Ottawa déterminé à interdire le niqab lors des cérémonies d'assermentation

Niqab
Photo : Luc Lavigne
Ottawa portera en appel la décision de la Cour fédérale qui a conclu que le gouvernement ne peut interdire le port du niqab lors des cérémonies d'assermentation pour recevoir la citoyenneté canadienne.
Le juge Keith M. Boswell a estimé qu'Ottawa avait en fait violé ses propres règles sur l'immigration en instaurant, en 2011, un moratoire sur le port du niqab au cours de ces cérémonies.
Le premier ministre canadien a fait part de cette intention d'en appeler lors d'une conférence de presse tenue à Victoriaville, au Québec, jeudi.
« Nous comptons déposer un avis d'appel concernant cette décision, a déclaré M. Harper en réponse à la question d'une journaliste. Franchement, je pense [personnellement] et je pense que la plupart des Canadiens et des Canadiennes trouveraient offensant qu'une personne cache son identité au moment même où elle souhaite se joindre à la famille canadienne. »
Sa déclaration lui a valu les applaudissements des gens présents dans la salle. « Ce n'est pas notre façon de faire et je pense que c'est pas acceptable », a poursuivi le premier ministre canadien.
Stephen Harper a aussi spécifié que la société canadienne était transparente, ouverte et que, dans cette société, les gens étaient égaux.
La Cour fédérale a rendu un jugement vendredi dernier dans la cause opposant une femme d'origine pakistanaise, Zunera Ishaq, au gouvernement fédéral.
Mme Ishaq, qui vit à Mississauga, porte le niqab, ce voile couvrant tout le visage à l'exception des yeux, et elle tient à le conserver durant son assermentation.
Le juge Keith M. Boswell estime que le devoir d'un juge à l'assermentation est de procurer aux aspirants à la citoyenneté canadienne la plus grande liberté possible dans la célébration entourant le serment.
Une décision de Jason Kenney
En décembre 2011, le ministre de la Citoyenneté, de l'Immigration et du Multiculturalisme de l'époque, Jason Kenney, avait annoncé que le port du niqab et de la burqa serait dorénavant interdit lors des cérémonies d'assermentation pour l'obtention de la citoyenneté canadienne.
Pour Jason Kenney, tous les nouveaux Canadiens devaient participer à l'événement de la même manière et prêter serment « de façon libre et ouverte ».
« Nous ne pouvons pas tolérer deux classes de citoyens. [...] Ceci n'est pas une simple mesure pratique et technique.
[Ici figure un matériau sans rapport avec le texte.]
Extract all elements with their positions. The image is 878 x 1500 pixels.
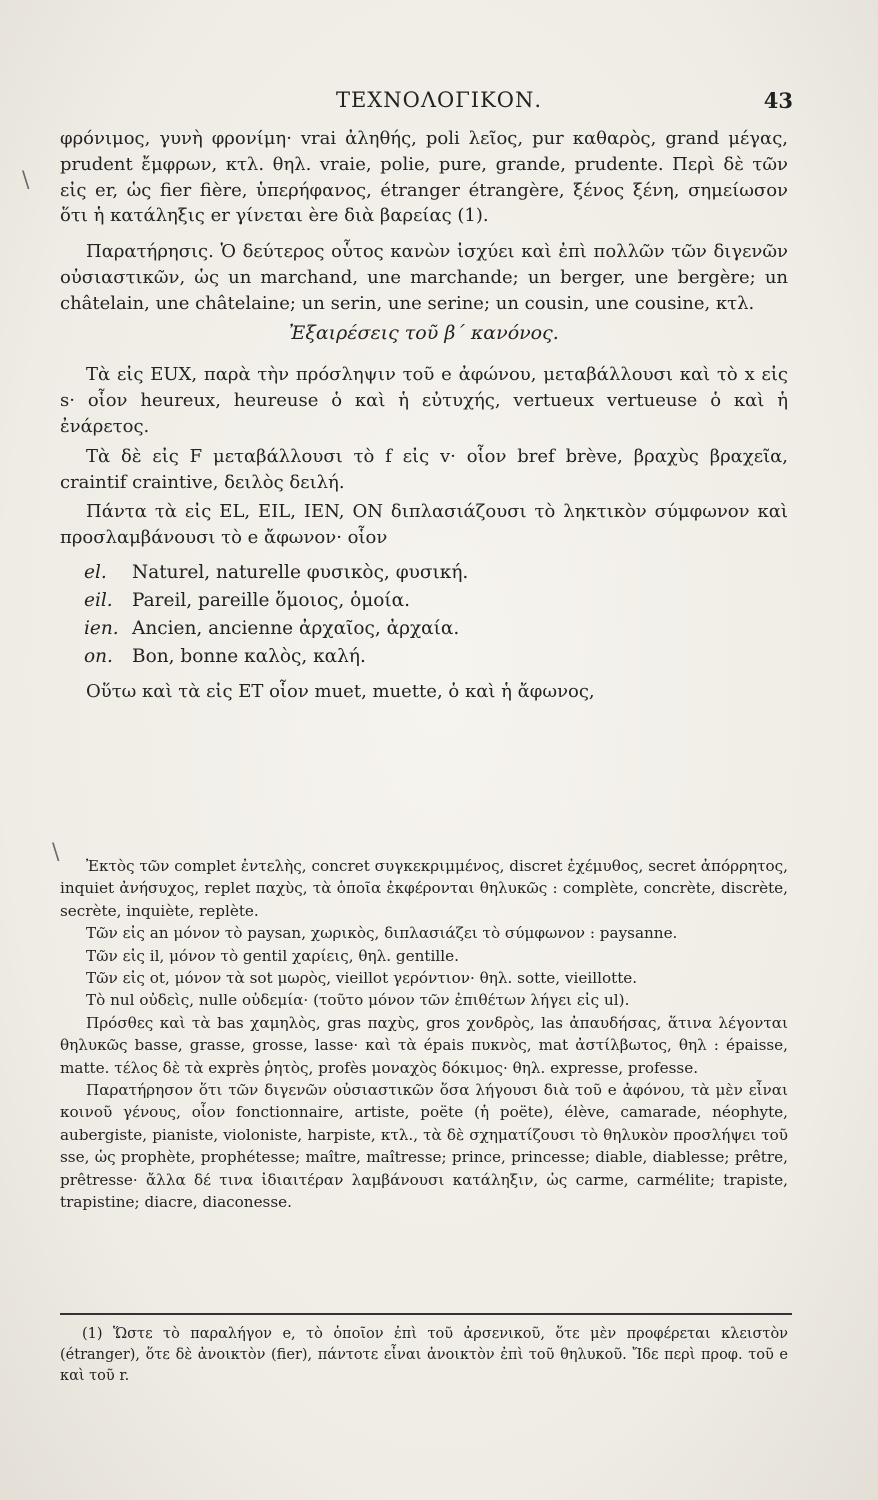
note-paragraph: Τῶν εἰς an μόνον τὸ paysan, χωρικὸς, διπλασιάζει τὸ σύμφωνον : paysanne. [86,924,678,943]
pencil-mark-icon: \ [22,168,30,193]
page-title: ΤΕΧΝΟΛΟΓΙΚΟΝ. [335,88,543,112]
main-text [60,126,788,705]
example-text: Ancien, ancienne ἀρχαῖος, ἀρχαία. [132,617,460,639]
page-number: 43 [763,88,793,113]
example-item [84,615,788,643]
paragraph-observation: Παρατήρησις. Ὁ δεύτερος οὗτος κανὼν ἰσχύει καὶ ἐπὶ πολλῶν τῶν διγενῶν οὐσιαστικῶν, ὡς un marchand, une marchande; un berger, une bergère; un châtelain, une châtelaine; un serin, une serine; un cousin, une cousine, κτλ. [60,241,788,314]
note-paragraph: Πρόσθες καὶ τὰ bas χαμηλὸς, gras παχὺς, gros χονδρὸς, las ἀπαυδήσας, ἅτινα λέγονται θηλυκῶς basse, grasse, grosse, lasse· καὶ τὰ épais πυκνὸς, mat ἀστίλβωτος, θηλ : épaisse, matte. τέλος δὲ τὰ exprès ῥητὸς, profès μοναχὸς δόκιμος· θηλ. expresse, professe. [60,1013,788,1077]
example-list [84,559,788,671]
running-header [0,88,878,118]
note-paragraph: Παρατήρησον ὅτι τῶν διγενῶν οὐσιαστικῶν ὅσα λήγουσι διὰ τοῦ e ἀφόνου, τὰ μὲν εἶναι κοινοῦ γένους, οἷον fonctionnaire, artiste, poëte (ἡ poëte), élève, camarade, néophyte, aubergiste, pianiste, violoniste, harpiste, κτλ., τὰ δὲ σχηματίζουσι τὸ θηλυκὸν προσλήψει τοῦ sse, ὡς prophète, prophétesse; maître, maîtresse; prince, princesse; diable, diablesse; prêtre, prêtresse· ἄλλα δέ τινα ἰδιαιτέραν λαμβάνουσι κατάληξιν, ὡς carme, carmélite; trapiste, trapistine; diacre, diaconesse. [60,1081,788,1212]
example-text: Bon, bonne καλὸς, καλή. [132,645,366,667]
note-paragraph: Τῶν εἰς il, μόνον τὸ gentil χαρίεις, θηλ. gentille. [86,946,459,965]
pencil-mark-icon: \ [52,840,60,865]
note-paragraph: Ἐκτὸς τῶν complet ἐντελὴς, concret συγκεκριμμένος, discret ἐχέμυθος, secret ἀπόρρητος, inquiet ἀνήσυχος, replet παχὺς, τὰ ὁποῖα ἐκφέρονται θηλυκῶς : complète, concrète, discrète, secrète, inquiète, replète. [60,857,788,920]
note-paragraph: Τὸ nul οὐδεὶς, nulle οὐδεμία· (τοῦτο μόνον τῶν ἐπιθέτων λήγει εἰς ul). [86,991,630,1010]
rule-paragraph: Πάντα τὰ εἰς EL, EIL, IEN, ON διπλασιάζουσι τὸ ληκτικὸν σύμφωνον καὶ προσλαμβάνουσι τὸ e ἄφωνον· οἷον [60,501,788,549]
footnote-text: (1) Ὥστε τὸ παραλήγον e, τὸ ὁποῖον ἐπὶ τοῦ ἀρσενικοῦ, ὅτε μὲν προφέρεται κλειστὸν (étranger), ὅτε δὲ ἀνοικτὸν (fier), πάντοτε εἶναι ἀνοικτὸν ἐπὶ τοῦ θηλυκοῦ. Ἴδε περὶ προφ. τοῦ e καὶ τοῦ r. [60,1326,788,1384]
rule-paragraph: Τὰ εἰς EUX, παρὰ τὴν πρόσληψιν τοῦ e ἀφώνου, μεταβάλλουσι καὶ τὸ x εἰς s· οἷον heureux, heureuse ὁ καὶ ἡ εὐτυχής, vertueux vertueuse ὁ καὶ ἡ ἐνάρετος. [60,364,788,437]
small-print-notes [60,855,788,1214]
paragraph-continued: φρόνιμος, γυνὴ φρονίμη· vrai ἀληθής, poli λεῖος, pur καθαρὸς, grand μέγας, prudent ἔμφρων, κτλ. θηλ. vraie, polie, pure, grande, prudente. Περὶ δὲ τῶν εἰς er, ὡς fier fière, ὑπερήφανος, étranger étrangère, ξένος ξένη, σημείωσον ὅτι ἡ κατάληξις er γίνεται ère διὰ βαρείας (1). [60,128,788,227]
example-ending: el. [84,561,107,583]
example-item [84,587,788,615]
example-item [84,643,788,671]
note-paragraph: Τῶν εἰς ot, μόνον τὰ sot μωρὸς, vieillot γερόντιον· θηλ. sotte, vieillotte. [86,969,638,988]
section-heading: Ἐξαιρέσεις τοῦ β΄ κανόνος. [289,321,559,344]
rule-paragraph: Οὕτω καὶ τὰ εἰς ET οἷον muet, muette, ὁ καὶ ἡ ἄφωνος, [86,680,595,702]
example-ending: on. [84,645,113,667]
example-text: Pareil, pareille ὅμοιος, ὁμοία. [132,589,411,611]
example-ending: ien. [84,617,119,639]
footnote [60,1324,788,1387]
footnote-divider [60,1313,792,1315]
rule-paragraph: Τὰ δὲ εἰς F μεταβάλλουσι τὸ f εἰς v· οἷον bref brève, βραχὺς βραχεῖα, craintif craintive, δειλὸς δειλή. [60,445,788,493]
example-item [84,559,788,587]
example-ending: eil. [84,589,113,611]
example-text: Naturel, naturelle φυσικὸς, φυσική. [132,561,469,583]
C'est une question de pur principe qui se situe au coeur de notre identité et de nos valeurs en matière d'ouverture et d'égalité. »
Le ministre avait alors précisé qu'il avait reçu plusieurs plaintes de juges à l'immigration qui ne voyaient pas le visage des candidats et ne pouvaient donc pas savoir qui prononçait vraiment le serment.
En octobre dernier, après que Zunera Ishaq eut contesté devant la justice la mesure mise sur pied par Jason Kenney, ce dernier (désormais ministre de la Défense nationale et du Multiculturalisme) avait publiquement fait la promotion de ses directives sur son compte Twitter.
« Je crois que les gens qui sont assermentés pour l'obtention de la citoyenneté doivent le faire publiquement, le visage à découvert. »
L'avocat de Zunera Ishaq, Me Lorne Waldman, affirme pour sa part que la Loi sur la citoyenneté ne requiert pas que les gens soient entendus ou vus pendant qu'ils prêtent serment.
En entrevue avec CBC, en octobre dernier, il avait déclaré que Jason Kenney pouvait croire ce qu'il veut en tant que citoyen « mais, en tant que ministre de la Couronne, il doit faire respecter les lois ».
« Et non seulement la politique qu'il a instaurée n'était pas autorisée, soutenait-il, mais elle est incompatible avec les lois en vigueur et la Charte canadienne des droits et libertés ».
Devant la Cour fédérale, l'avocat représentant le gouvernement avait soutenu que devenir un citoyen canadien était un privilège, non un droit. Il avait de plus souligné que Zunera Ishaq avait consenti à retirer son niqab lorsqu'elle avait passé son permis de conduire.
Avec l'appel fait par le gouvernement du Canada, il est vraisemblable que Zunera Ishaq reportera de nouveau son assermentation pour devenir citoyenne canadienne.
Prévue pour janvier 2014, l'assermentation avait été reportée une première fois par Mme Ishaq lorsque celle-ci avait appris qu'elle devait retirer son niqab pour l'occasion.
Zunera Ishaq est arrivée au Canada en 2008, en ayant son mari pour répondant.